View Full Version : What do you do when you're in the middle of a book you don't like?
kev67
10-30-2014, 03:54 PM
I have been reading How Green Was My Valley at about a chapter a day. It's tripe, and I still have more than half of it left to read.
cacian
10-30-2014, 04:10 PM
I stop reading it.
there is no other way around it.
Lokasenna
10-30-2014, 04:14 PM
I used to hate giving up on books. Now I'm so busy, and my reading-for-pleasure time so limited, that I simply have to abandon books I'm not enjoying.
Poetaster
10-30-2014, 05:02 PM
I always try to finish everything I read, I don't always though.
Paulclem
10-30-2014, 07:21 PM
I'd pack it in without a second thought. Life's too short to read all the stuff you want to read let alone stuff you don't.
Frostball
10-30-2014, 08:10 PM
I read through, so I can check it off. I'm a completionist, and I just want to be able to say "I've read X" without any deceit.
YesNo
10-30-2014, 08:47 PM
I've stopped reading more books than I've completed so I have no problem with stopping.
Put it down or appeal to authority and finish it.
Marbles
10-31-2014, 09:07 AM
I slow down, take frequent breaks, curse and hate, pick up and read, and close again; and in the meantime read something interesting and enjoyable; pick up the book again, go through the pain of reading a few more pages, and take a break again. It goes on like this till I am subjected to the immense pleasure of having reached the last 50, last 25,....., last 5, and the last page of the book!

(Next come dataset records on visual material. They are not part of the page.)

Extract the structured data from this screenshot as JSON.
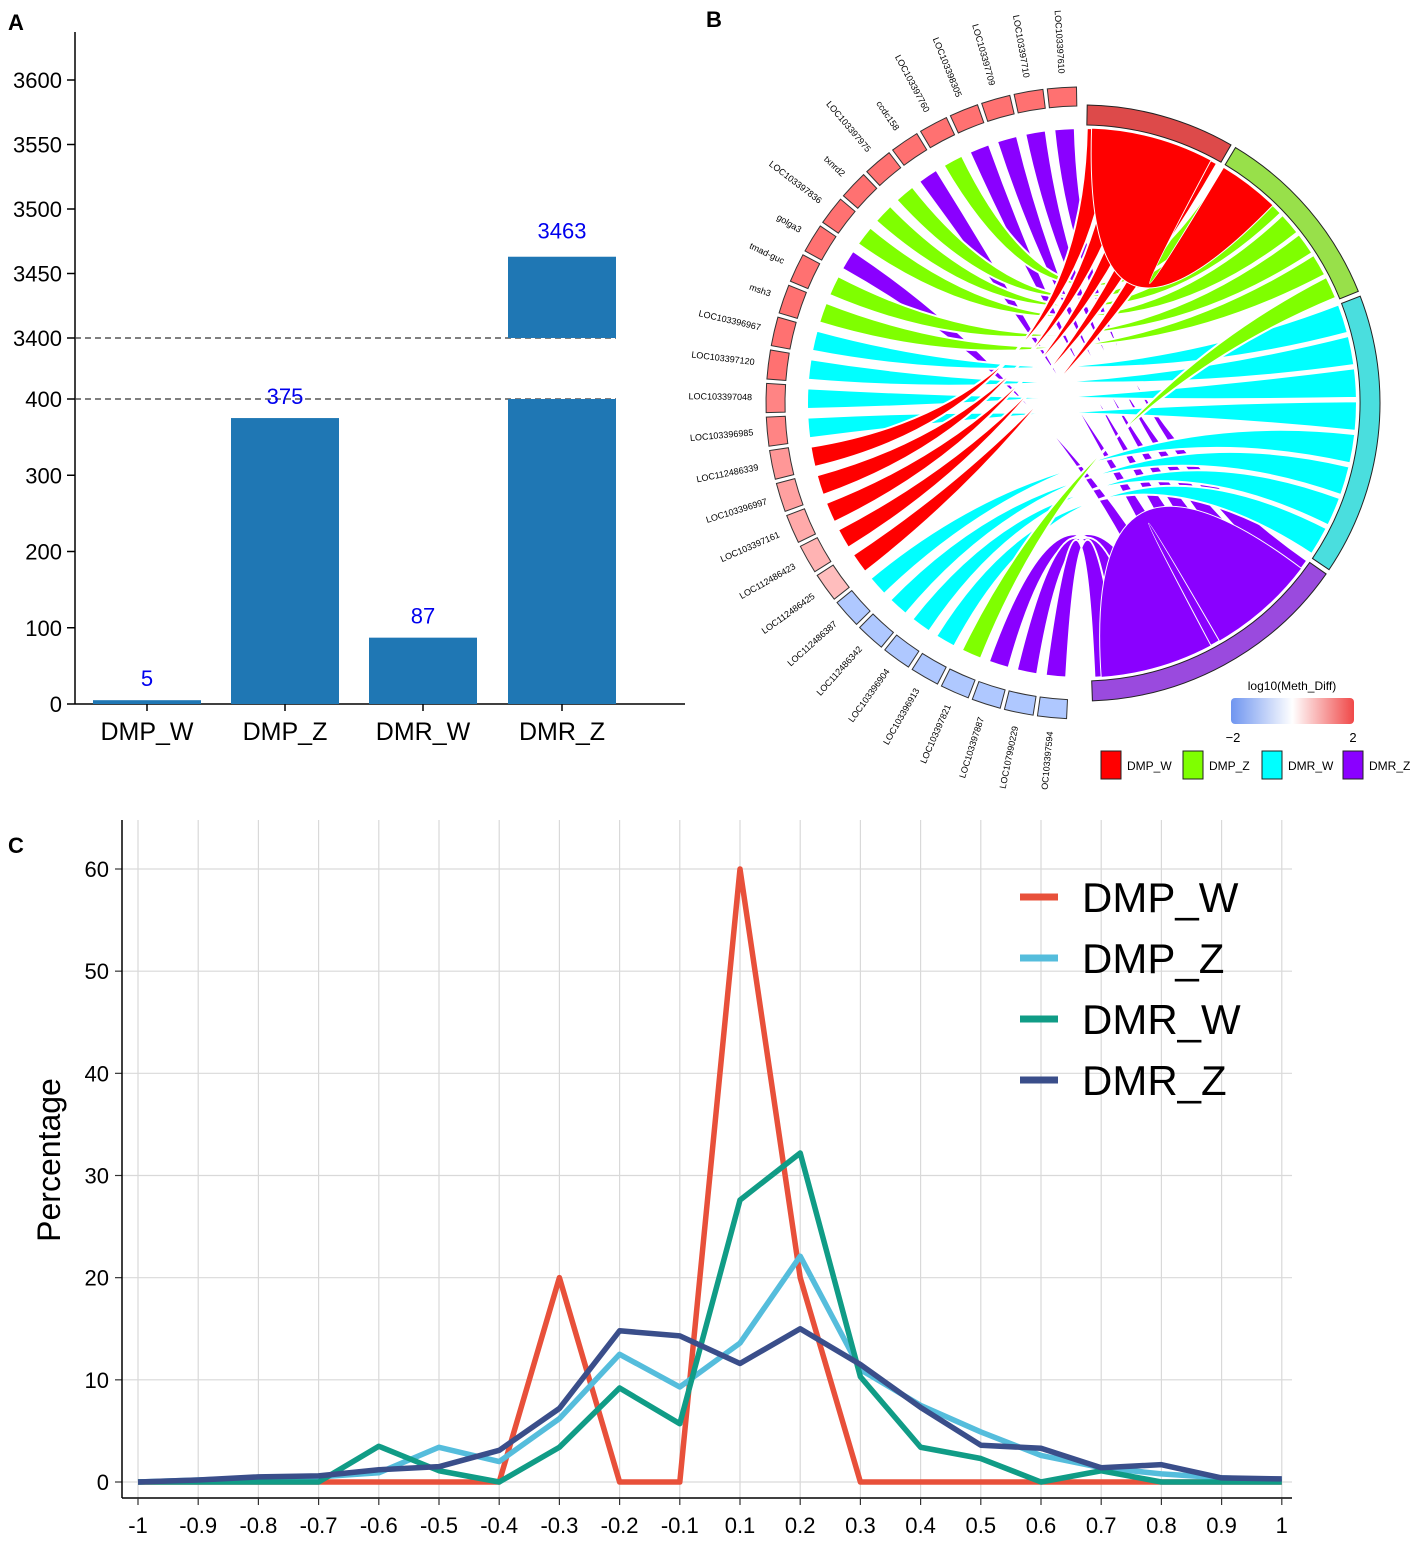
{
  "panels": {
    "a": "A",
    "b": "B",
    "c": "C"
  },
  "colors": {
    "bar": "#1f77b4",
    "bar_label": "#0000ee",
    "DMP_W": "#ff0000",
    "DMP_Z": "#7fff00",
    "DMR_W": "#00ffff",
    "DMR_Z": "#8a00ff",
    "sector_DMP_W": "#dd4a4a",
    "sector_DMP_Z": "#98e04a",
    "sector_DMR_W": "#4adede",
    "sector_DMR_Z": "#9a4ade",
    "line_DMP_W": "#e8503a",
    "line_DMP_Z": "#55bddc",
    "line_DMR_W": "#109c86",
    "line_DMR_Z": "#3a4e8a"
  },
  "chart_data": [
    {
      "type": "bar",
      "panel": "A",
      "categories": [
        "DMP_W",
        "DMP_Z",
        "DMR_W",
        "DMR_Z"
      ],
      "values": [
        5,
        375,
        87,
        3463
      ],
      "value_labels": [
        "5",
        "375",
        "87",
        "3463"
      ],
      "broken_axis": {
        "lower_ylim": [
          0,
          400
        ],
        "upper_ylim": [
          3400,
          3640
        ],
        "lower_ticks": [
          "0",
          "100",
          "200",
          "300",
          "400"
        ],
        "upper_ticks": [
          "3400",
          "3450",
          "3500",
          "3550",
          "3600"
        ]
      },
      "xlabel": "",
      "ylabel": ""
    },
    {
      "type": "chord",
      "panel": "B",
      "sectors": [
        "DMP_W",
        "DMP_Z",
        "DMR_W",
        "DMR_Z"
      ],
      "genes": [
        {
          "name": "LOC103397610",
          "value": 1.5
        },
        {
          "name": "LOC103397710",
          "value": 1.5
        },
        {
          "name": "LOC103397709",
          "value": 1.5
        },
        {
          "name": "LOC103398305",
          "value": 1.5
        },
        {
          "name": "LOC103397760",
          "value": 1.5
        },
        {
          "name": "ccdc158",
          "value": 1.5
        },
        {
          "name": "LOC103397975",
          "value": 1.5
        },
        {
          "name": "txnrd2",
          "value": 1.5
        },
        {
          "name": "LOC103397836",
          "value": 1.5
        },
        {
          "name": "golga3",
          "value": 1.5
        },
        {
          "name": "tmad-guc",
          "value": 1.5
        },
        {
          "name": "msh3",
          "value": 1.5
        },
        {
          "name": "LOC103396967",
          "value": 1.5
        },
        {
          "name": "LOC103397120",
          "value": 1.5
        },
        {
          "name": "LOC103397048",
          "value": 1.3
        },
        {
          "name": "LOC103396985",
          "value": 1.3
        },
        {
          "name": "LOC112486339",
          "value": 1.1
        },
        {
          "name": "LOC103396997",
          "value": 1.0
        },
        {
          "name": "LOC103397161",
          "value": 0.9
        },
        {
          "name": "LOC112486423",
          "value": 0.8
        },
        {
          "name": "LOC112486425",
          "value": 0.7
        },
        {
          "name": "LOC112486387",
          "value": -1.0
        },
        {
          "name": "LOC112486342",
          "value": -1.0
        },
        {
          "name": "LOC103396904",
          "value": -1.0
        },
        {
          "name": "LOC103396913",
          "value": -1.0
        },
        {
          "name": "LOC103397821",
          "value": -1.0
        },
        {
          "name": "LOC103397887",
          "value": -1.0
        },
        {
          "name": "LOC107990229",
          "value": -1.0
        },
        {
          "name": "OC103397594",
          "value": -1.0
        }
      ],
      "color_scale": {
        "title": "log10(Meth_Diff)",
        "min_label": "−2",
        "max_label": "2",
        "range": [
          -2,
          2
        ]
      },
      "legend": [
        "DMP_W",
        "DMP_Z",
        "DMR_W",
        "DMR_Z"
      ]
    },
    {
      "type": "line",
      "panel": "C",
      "x": [
        -1,
        -0.9,
        -0.8,
        -0.7,
        -0.6,
        -0.5,
        -0.4,
        -0.3,
        -0.2,
        -0.1,
        0.1,
        0.2,
        0.3,
        0.4,
        0.5,
        0.6,
        0.7,
        0.8,
        0.9,
        1
      ],
      "x_tick_labels": [
        "-1",
        "-0.9",
        "-0.8",
        "-0.7",
        "-0.6",
        "-0.5",
        "-0.4",
        "-0.3",
        "-0.2",
        "-0.1",
        "0.1",
        "0.2",
        "0.3",
        "0.4",
        "0.5",
        "0.6",
        "0.7",
        "0.8",
        "0.9",
        "1"
      ],
      "series": [
        {
          "name": "DMP_W",
          "values": [
            0,
            0,
            0,
            0,
            0,
            0,
            0,
            20,
            0,
            0,
            60,
            20,
            0,
            0,
            0,
            0,
            0,
            0,
            0,
            0
          ]
        },
        {
          "name": "DMP_Z",
          "values": [
            0,
            0.2,
            0.4,
            0.5,
            0.9,
            3.4,
            2.0,
            6.2,
            12.5,
            9.3,
            13.6,
            22.1,
            11.0,
            7.5,
            4.9,
            2.6,
            1.4,
            0.8,
            0.4,
            0.2
          ]
        },
        {
          "name": "DMR_W",
          "values": [
            0,
            0,
            0,
            0,
            3.5,
            1.1,
            0,
            3.4,
            9.2,
            5.7,
            27.6,
            32.2,
            10.3,
            3.4,
            2.3,
            0,
            1.1,
            0,
            0,
            0
          ]
        },
        {
          "name": "DMR_Z",
          "values": [
            0,
            0.2,
            0.5,
            0.6,
            1.2,
            1.5,
            3.1,
            7.2,
            14.8,
            14.3,
            11.6,
            15.0,
            11.5,
            7.3,
            3.6,
            3.3,
            1.4,
            1.7,
            0.4,
            0.3
          ]
        }
      ],
      "ylim": [
        -1.5,
        63
      ],
      "y_ticks": [
        "0",
        "10",
        "20",
        "30",
        "40",
        "50",
        "60"
      ],
      "ylabel": "Percentage",
      "xlabel": "",
      "legend": [
        "DMP_W",
        "DMP_Z",
        "DMR_W",
        "DMR_Z"
      ]
    }
  ]
}
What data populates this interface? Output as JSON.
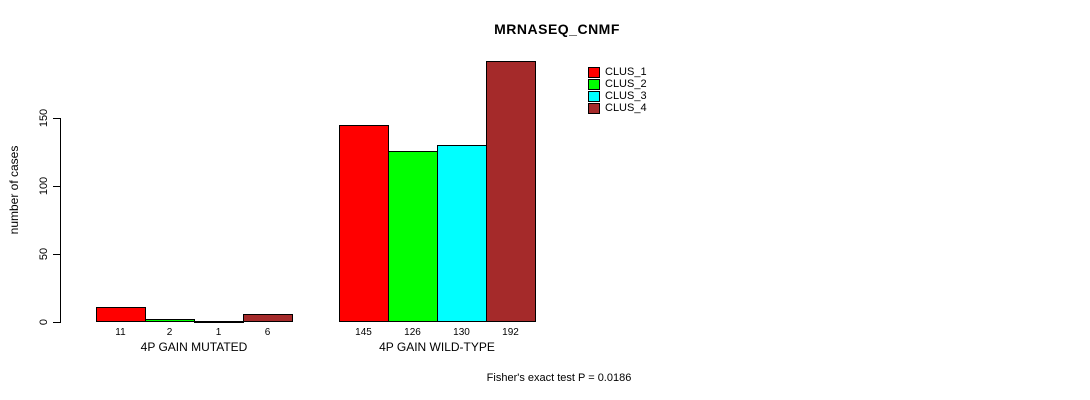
{
  "chart_data": {
    "type": "bar",
    "title": "MRNASEQ_CNMF",
    "ylabel": "number of cases",
    "xlabel": "",
    "categories": [
      "4P GAIN MUTATED",
      "4P GAIN WILD-TYPE"
    ],
    "series": [
      {
        "name": "CLUS_1",
        "color": "#FF0000",
        "values": [
          11,
          145
        ]
      },
      {
        "name": "CLUS_2",
        "color": "#00FF00",
        "values": [
          2,
          126
        ]
      },
      {
        "name": "CLUS_3",
        "color": "#00FFFF",
        "values": [
          1,
          130
        ]
      },
      {
        "name": "CLUS_4",
        "color": "#A52A2A",
        "values": [
          6,
          192
        ]
      }
    ],
    "yticks": [
      0,
      50,
      100,
      150
    ],
    "ylim": [
      0,
      150
    ],
    "grid": false,
    "bar_value_labels": true,
    "bar_border_color": "#000000",
    "legend_position": "top-right",
    "legend_entries": [
      "CLUS_1",
      "CLUS_2",
      "CLUS_3",
      "CLUS_4"
    ],
    "annotation": "Fisher's exact test P = 0.0186"
  }
}
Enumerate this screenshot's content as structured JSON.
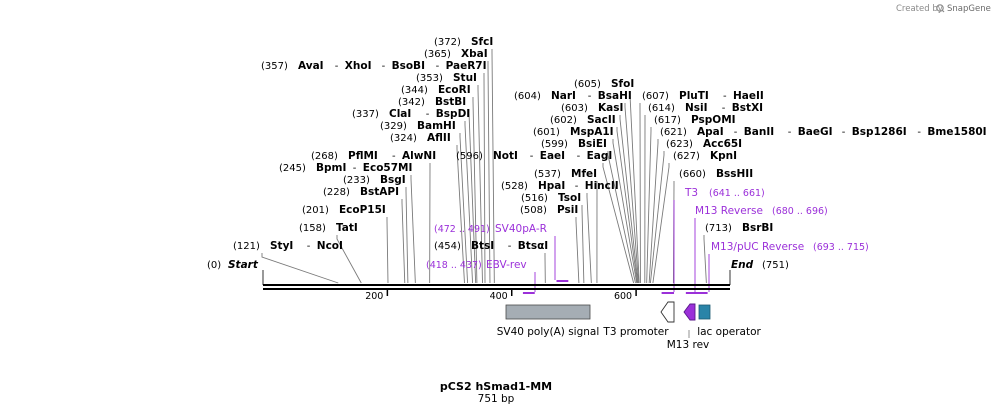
{
  "credit": {
    "prefix": "Created by",
    "brand": "SnapGene"
  },
  "map": {
    "title": "pCS2 hSmad1-MM",
    "length_label": "751 bp",
    "start": {
      "pos": "(0)",
      "label": "Start"
    },
    "end": {
      "label": "End",
      "pos": "(751)"
    },
    "ticks": [
      {
        "label": "200",
        "bp": 200
      },
      {
        "label": "400",
        "bp": 400
      },
      {
        "label": "600",
        "bp": 600
      }
    ]
  },
  "enzymes": [
    {
      "pos": "(121)",
      "names": [
        "StyI",
        "NcoI"
      ],
      "bp": 121
    },
    {
      "pos": "(158)",
      "names": [
        "TatI"
      ],
      "bp": 158
    },
    {
      "pos": "(201)",
      "names": [
        "EcoP15I"
      ],
      "bp": 201
    },
    {
      "pos": "(228)",
      "names": [
        "BstAPI"
      ],
      "bp": 228
    },
    {
      "pos": "(233)",
      "names": [
        "BsgI"
      ],
      "bp": 233
    },
    {
      "pos": "(245)",
      "names": [
        "BpmI",
        "Eco57MI"
      ],
      "bp": 245
    },
    {
      "pos": "(268)",
      "names": [
        "PflMI",
        "AlwNI"
      ],
      "bp": 268
    },
    {
      "pos": "(324)",
      "names": [
        "AflII"
      ],
      "bp": 324
    },
    {
      "pos": "(329)",
      "names": [
        "BamHI"
      ],
      "bp": 329
    },
    {
      "pos": "(337)",
      "names": [
        "ClaI",
        "BspDI"
      ],
      "bp": 337
    },
    {
      "pos": "(342)",
      "names": [
        "BstBI"
      ],
      "bp": 342
    },
    {
      "pos": "(344)",
      "names": [
        "EcoRI"
      ],
      "bp": 344
    },
    {
      "pos": "(353)",
      "names": [
        "StuI"
      ],
      "bp": 353
    },
    {
      "pos": "(357)",
      "names": [
        "AvaI",
        "XhoI",
        "BsoBI",
        "PaeR7I"
      ],
      "bp": 357
    },
    {
      "pos": "(365)",
      "names": [
        "XbaI"
      ],
      "bp": 365
    },
    {
      "pos": "(372)",
      "names": [
        "SfcI"
      ],
      "bp": 372
    },
    {
      "pos": "(454)",
      "names": [
        "BtsI",
        "BtsαI"
      ],
      "bp": 454
    },
    {
      "pos": "(508)",
      "names": [
        "PsiI"
      ],
      "bp": 508
    },
    {
      "pos": "(516)",
      "names": [
        "TsoI"
      ],
      "bp": 516
    },
    {
      "pos": "(528)",
      "names": [
        "HpaI",
        "HincII"
      ],
      "bp": 528
    },
    {
      "pos": "(537)",
      "names": [
        "MfeI"
      ],
      "bp": 537
    },
    {
      "pos": "(596)",
      "names": [
        "NotI",
        "EaeI",
        "EagI"
      ],
      "bp": 596
    },
    {
      "pos": "(599)",
      "names": [
        "BsiEI"
      ],
      "bp": 599
    },
    {
      "pos": "(601)",
      "names": [
        "MspA1I"
      ],
      "bp": 601
    },
    {
      "pos": "(602)",
      "names": [
        "SacII"
      ],
      "bp": 602
    },
    {
      "pos": "(603)",
      "names": [
        "KasI"
      ],
      "bp": 603
    },
    {
      "pos": "(604)",
      "names": [
        "NarI",
        "BsaHI"
      ],
      "bp": 604
    },
    {
      "pos": "(605)",
      "names": [
        "SfoI"
      ],
      "bp": 605
    },
    {
      "pos": "(607)",
      "names": [
        "PluTI",
        "HaeII"
      ],
      "bp": 607
    },
    {
      "pos": "(614)",
      "names": [
        "NsiI",
        "BstXI"
      ],
      "bp": 614
    },
    {
      "pos": "(617)",
      "names": [
        "PspOMI"
      ],
      "bp": 617
    },
    {
      "pos": "(621)",
      "names": [
        "ApaI",
        "BanII",
        "BaeGI",
        "Bsp1286I",
        "Bme1580I"
      ],
      "bp": 621
    },
    {
      "pos": "(623)",
      "names": [
        "Acc65I"
      ],
      "bp": 623
    },
    {
      "pos": "(627)",
      "names": [
        "KpnI"
      ],
      "bp": 627
    },
    {
      "pos": "(660)",
      "names": [
        "BssHII"
      ],
      "bp": 660
    },
    {
      "pos": "(713)",
      "names": [
        "BsrBI"
      ],
      "bp": 713
    }
  ],
  "primers": [
    {
      "name": "EBV-rev",
      "pos": "(418 .. 437)",
      "start": 418,
      "end": 437
    },
    {
      "name": "SV40pA-R",
      "pos": "(472 .. 491)",
      "start": 472,
      "end": 491
    },
    {
      "name": "T3",
      "pos": "(641 .. 661)",
      "start": 641,
      "end": 661
    },
    {
      "name": "M13 Reverse",
      "pos": "(680 .. 696)",
      "start": 680,
      "end": 696
    },
    {
      "name": "M13/pUC Reverse",
      "pos": "(693 .. 715)",
      "start": 693,
      "end": 715
    }
  ],
  "features": [
    {
      "name": "SV40 poly(A) signal",
      "start": 425,
      "end": 560,
      "color": "#a5adb4"
    },
    {
      "name": "T3 promoter",
      "start": 641,
      "end": 659,
      "color": "#ffffff"
    },
    {
      "name": "M13 rev",
      "start": 680,
      "end": 696,
      "color": "#9b30d9"
    },
    {
      "name": "lac operator",
      "start": 702,
      "end": 718,
      "color": "#2a84a8"
    }
  ]
}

Do as I might, if I have made up my mind to read it to the end, I will read it to the end, if only to again authority to tell my friends how much I disliked it, or to review it.
Sospira
10-31-2014, 02:10 PM
The only books I've ever given up on are 'Mansfield Park,' by Jane Austen, 'Mrs Dalloway,' by Virginia Woolfe, and the Lord of The Rings Trilogy by Tolkien. I have enjoyed other books by the same authors but the ones I gave up on just felt like a waste of my time. The Lord of the Rings disappointingly didn't seem like literature to me, but I didn't get very far with it. The heroine of the Austen book, Fanny Price, was just wimpy and lame, and also her name is off-putting...as for the Virginia Woolfe one, just couldn't get on with the stream of consciousness thing, it felt like jelly. I might at some point give that one another go.
Emil Miller
10-31-2014, 03:51 PM
I would rather re-read a book that I have enjoyed than persevere with one that I am not enjoying. The last book I attempted was Compton Mackenzie's 'Carnival' , which is a Bildungsroman narrating the life of a working class girl's rise in the English theatre of the early 20th century. Written in 1912, it was already an oft told tale but I hadn't read anything by the author and decided to have a stab at it because Mackenzie was an interesting character in his own right. By page 102 of the novel's 514 pp. I'd had enough because, although quite well-written, the story's contrivance was too obvious and passages such as: 'Jenny had deliciously slim legs and a figure as lithe as a hazel wand. Her almond eyes were of some fantastic shade of sapphire-blue with deep grey twilights in them and sea-green laughter.' betray both the writer's lack of discretion and the overblown style of the period in which it was written.
sandy14
10-31-2014, 07:02 PM
I have a one hundred page rule. If I've got to page 100 and I'm not enjoying it, I'll stop and give the book to Oxfam.
wordeater
11-01-2014, 03:40 AM
Sometimes I take a pile of books from the library. I don't feel obliged to read all of them completely. You can always go back later if you regret not finishing it.
If I get to about halfway and I don't want to put too much time in it,but still want to know how it ends, I start reading diagonally, about 100 pages an hour.
Eiseabhal
11-02-2014, 05:35 PM
Bin it. Charity shop it. Put it down "temporarily".